Ciente da seriedade do problema que afeta milhões de pessoas - e em que muitas delas preferem sofrer em silêncio - o agora treinador de guarda-redes deixa um apelo. “O melhor conselho que posso dar é para se sentirem humanos e não terem vergonha de procurar ajuda. Porque, muitas vezes, as pessoas à nossa volta desvalorizam o problema, fazendo-nos duvidar. Procurem ajuda e não tenham vergonha”, concluiu.
Outros exemplos
Simone Biles desiste a meio dos Jogos Olímpicos de Tóquio
A ginasta norte-americana surpreendeu o mundo quando, em 2021, desistiu de participar na final olímpica de solo, depois de ter abdicado das finais do concurso completo e de dois aparelhos (salto e paralelas assimétricas). Na hora da prova, Biles pegou nos pertences e retirou-se do palco, explicando, depois, a desistência. “Não queria mesmo continuar. Tenho de cuidar da minha saúde mental. É mau quando se luta contra a própria cabeça”, vincou.
Naomi Osaka resguarda-se nos contactos com a Imprensa
A tenista japonesa recusou falar com os jornalistas enquanto disputava o Roland Garros, em maio de 2021, para preservar a saúde mental. Mais tarde, Naomi admitiu que passou por um longo período de depressão desde 2018.
Robert Enke deixa o futebol de luto devido a grave depressão
O guarda-redes alemão, que passou pelo Benfica entre 1999 e 2002, tendo vestido também as camisolas de Barcelona, Tenerife e Borussia Moenchengladbach, foi diagnosticado com uma depressão crónica mas nunca terá partilhado com ninguém a angústia pela qual estava a passar. A 11 de novembro de 2009, o mundo do futebol ficou em choque e de luto pela sua morte. Suicidou-se quando tinha apenas 32 anos.

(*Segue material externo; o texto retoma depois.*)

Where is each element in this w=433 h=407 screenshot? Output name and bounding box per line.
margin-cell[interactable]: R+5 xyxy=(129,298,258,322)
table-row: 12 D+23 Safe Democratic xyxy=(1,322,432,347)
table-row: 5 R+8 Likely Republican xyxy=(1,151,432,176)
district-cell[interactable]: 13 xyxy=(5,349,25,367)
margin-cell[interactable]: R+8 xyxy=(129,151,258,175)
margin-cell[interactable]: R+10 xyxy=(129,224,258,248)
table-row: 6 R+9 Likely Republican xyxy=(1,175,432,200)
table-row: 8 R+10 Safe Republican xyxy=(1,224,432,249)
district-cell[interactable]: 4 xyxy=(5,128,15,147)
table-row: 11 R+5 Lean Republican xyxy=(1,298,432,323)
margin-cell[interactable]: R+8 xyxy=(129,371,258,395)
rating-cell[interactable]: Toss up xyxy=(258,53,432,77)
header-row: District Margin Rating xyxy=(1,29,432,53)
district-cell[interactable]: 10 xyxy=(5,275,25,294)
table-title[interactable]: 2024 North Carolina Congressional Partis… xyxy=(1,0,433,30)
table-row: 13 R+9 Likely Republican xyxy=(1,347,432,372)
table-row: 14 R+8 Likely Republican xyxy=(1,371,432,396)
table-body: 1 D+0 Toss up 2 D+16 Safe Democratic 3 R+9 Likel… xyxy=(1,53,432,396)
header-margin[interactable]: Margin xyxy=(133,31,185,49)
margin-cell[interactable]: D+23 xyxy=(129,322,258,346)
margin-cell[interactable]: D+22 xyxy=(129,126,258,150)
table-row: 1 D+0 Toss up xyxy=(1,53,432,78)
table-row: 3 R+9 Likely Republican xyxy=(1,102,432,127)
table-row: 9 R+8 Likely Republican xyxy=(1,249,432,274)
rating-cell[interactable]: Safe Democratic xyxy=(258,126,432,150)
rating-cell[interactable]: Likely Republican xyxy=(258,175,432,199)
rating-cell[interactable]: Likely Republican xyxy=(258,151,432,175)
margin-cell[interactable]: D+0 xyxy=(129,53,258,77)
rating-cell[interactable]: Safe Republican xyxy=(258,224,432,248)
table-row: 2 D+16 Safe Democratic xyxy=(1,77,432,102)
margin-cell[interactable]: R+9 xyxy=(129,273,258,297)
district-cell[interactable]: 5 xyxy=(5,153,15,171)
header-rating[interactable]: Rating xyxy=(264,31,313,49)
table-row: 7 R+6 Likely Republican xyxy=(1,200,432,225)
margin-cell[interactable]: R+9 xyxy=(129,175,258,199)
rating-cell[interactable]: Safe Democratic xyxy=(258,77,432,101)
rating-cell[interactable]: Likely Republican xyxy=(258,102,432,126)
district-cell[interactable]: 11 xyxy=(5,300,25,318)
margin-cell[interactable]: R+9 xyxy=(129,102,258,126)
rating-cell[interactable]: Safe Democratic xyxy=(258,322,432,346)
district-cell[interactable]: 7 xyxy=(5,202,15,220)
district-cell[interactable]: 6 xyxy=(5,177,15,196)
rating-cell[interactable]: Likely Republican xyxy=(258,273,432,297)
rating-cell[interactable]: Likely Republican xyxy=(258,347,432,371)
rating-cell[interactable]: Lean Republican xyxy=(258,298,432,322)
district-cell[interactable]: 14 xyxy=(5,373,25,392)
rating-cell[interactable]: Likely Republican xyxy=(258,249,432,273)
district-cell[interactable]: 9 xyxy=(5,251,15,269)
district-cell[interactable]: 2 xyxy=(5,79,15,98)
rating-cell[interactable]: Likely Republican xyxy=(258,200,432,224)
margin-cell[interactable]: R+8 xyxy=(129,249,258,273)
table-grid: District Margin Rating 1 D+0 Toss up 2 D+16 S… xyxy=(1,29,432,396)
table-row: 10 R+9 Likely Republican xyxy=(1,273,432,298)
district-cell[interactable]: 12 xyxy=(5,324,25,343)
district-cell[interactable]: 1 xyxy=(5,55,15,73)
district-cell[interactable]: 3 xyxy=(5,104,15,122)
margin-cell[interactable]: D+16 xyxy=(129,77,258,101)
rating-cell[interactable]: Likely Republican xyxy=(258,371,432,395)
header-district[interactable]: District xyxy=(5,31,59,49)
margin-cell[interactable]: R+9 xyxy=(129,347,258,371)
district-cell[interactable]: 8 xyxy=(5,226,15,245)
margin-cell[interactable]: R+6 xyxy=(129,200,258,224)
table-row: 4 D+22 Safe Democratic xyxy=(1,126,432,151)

Brasileiro Lyanco admite ter crises de ansiedade
Depois da qualificação do Atlético Mineiro para as meias finais da Libertadores, o defesa Lyanco admitiu ter problemas de saúde mental. “Ninguém sabe o que tenho passado. Tenho crises de pânico e ansiedade. Tenho trabalhado com o psicólogo do clube. Tomo medicação todos os dias. É um assunto muito sério e as pessoas não entendem. O que sinto não é só na cabeça, é fisicamente também”.
Michael Phelps pensou acabar com a própria vida
O nadador norte-americano não escondeu as dificuldades que passou durante a carreira e admitiu ter pensado em suicídio. “Não queria estar vivo. Não comia, não bebia, fui para um centro de recuperação. Estava a lutar pela minha vida, mais do que as pessoas poderiam imaginar. Uma em cada quatro pessoas tem um problema de saúde mental e não fala sobre isso. Se todos conversássemos, seria algo normalizado”. Hoje, dedica-se a ajudar pessoas que passam pelas mesmas angústias.
Morte de amigo deixa Iniesta sem vontade de viver
Iniesta venceu tudo que havia para vencer com as camisolas do Barcelona e seleção espanhola mas passou um momento complicado durante o auge da carreira, após a morte de um amigo: “Quando estava a lutar contra a depressão, a melhor hora do dia era quando tomava os comprimidos e ia para a cama. Perdi a vontade de viver. Abraçar a minha mulher, mas era como abraçar a almofada. Não sentia nada”. Foi apenas mais um entre dezenas de casos (e contando só com famosos) no futebol profissional.